Jim Walker

I was sitting in the shade of a rock wall, hiding from the sun. I had plenty of water and wasn’t working too hard on the Slickrock Trail because my bike had a motor. As we said, for us, it was all downhill.

It wasn’t downhill for the man pushing his bike toward me. He had obviously had a rough time of it. I could see it in his face, in his eyes, and in the way he moved. He was too tired for where he was. He was too far into the trail, it was too late in the day, and it was too hot.

And his bike was broken.

“Hello,” I called to him. “Looks like you’ve had some trouble.”

“He-He-He-He-Hello,” he said.

I remembered stutters like that. When I was growing up, a long time ago, there were many kids who stuttered like that. Now we seem to have found a cure, and we don’t encounter the stutterer like we did. This man had not had the benefit of that cure, and had one of the worst stutters I’d ever heard.

“How long you been out of water?” I asked, noticing his empty bottle, stuck in the bracket on the bike frame. I’ve always felt that those handy brackets, holding one small bottle of water, got more people in trouble than any other equipment failure I see out on the trail.

“A-A-A-A-A-A lo-lo-lo-long ti-ti-ti-time,” he forced out.

“Here,” I said, offering him my extra bottle, “Drink up.”

He looked at me doubtfully. It wasn’t normal for someone to offer water like that, I guess. I get it all the time. They may be dying of thirst, but they won’t ask for your water, and don’t even want to take it when it is offered.

“It’s OK,” I said. “I’ve got extra water for you. Drink up, and let’s put some on your head so we can cool off some of that red you’ve got in your face. You’re overheated.”

“Ohhh, th-th-th-thank-thank-thank-you!” he got out, drinking the cold water I’d brought with me.

“Where you from?” I asked, waiting to see him start to recover. It didn’t usually take too long for the life to come back to their faces and eyes.

“P-P-P-P-Pol-Pol-Pol-Poland,” he said.

By now, I was willing to do most of the talking. I could see that it was very uncomfortable for him to try to talk to me.

“Well, we’d better figure a way out of here for you. That bike isn’t going to get fixed out here, and it’s some walk. I do have a couple shortcuts, though. Let’s head off down this trail here. You’re gonna walk and I’ll ride ahead to that spot there and wait till you get there. Then, we’ll go to the next, and so on, till we get to the parking lot. OK?”

“O-O-O-O-OK,” he said, and we started off.

Like I said, it was too far into the trail, and it was slow, hot going. We drank all my water with about three miles left to go.

“I’m gonna go find us some more water,” I told him, as we sat in a shady spot. “There’s likely to be a Jeep out here and they’ll almost always have some water to spare. I’ll get us some and come back here. You can keep walking, but don’t leave the marked trail. I don’t want to have to find you. OK?”
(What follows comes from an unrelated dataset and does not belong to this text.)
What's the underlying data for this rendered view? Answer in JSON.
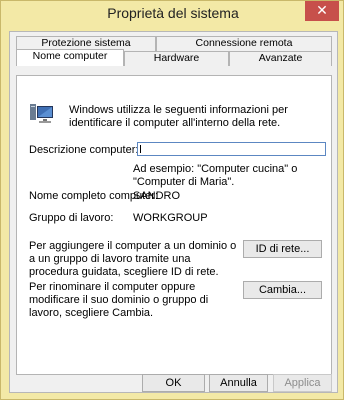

I found the Jeeps a few miles away, and, as usual, they helped out with plenty of water for us. I headed back and found him walking the trail.

“Drink up,” I said. “We’ve got plenty now.”

“I-I-I-I-di-di-di-di-didn’t know if–if-if-if you-you-you-wou-wou-wou-would-co-co-co-come back.” he said. “I don-don-don-know you. An-an-an-an-and-it-it-it’s so-so-so-hot. Why-why-why-ar-ar-are-you-you-you help-help-helping me?”

I stopped for a moment. Don’t we all help someone when we can? Sure, but why was this one time so much more important to me? It came to me as I told him.

“My daughter is in Prague. I don’t even know where that is. Maybe she’ll get in a tough spot there and find no one understands her or even knows she needs help. And I can’t help from here. Maybe I help you here and someone there will help her. Maybe that’s how it could work. All I know is I can’t help her there. Maybe someone will.”

We stood up to start our walk out of the desert.

He looked at me for a moment and said,”I-I-I-I-wou-wou-wou-would-hel-hel-hel-help her.”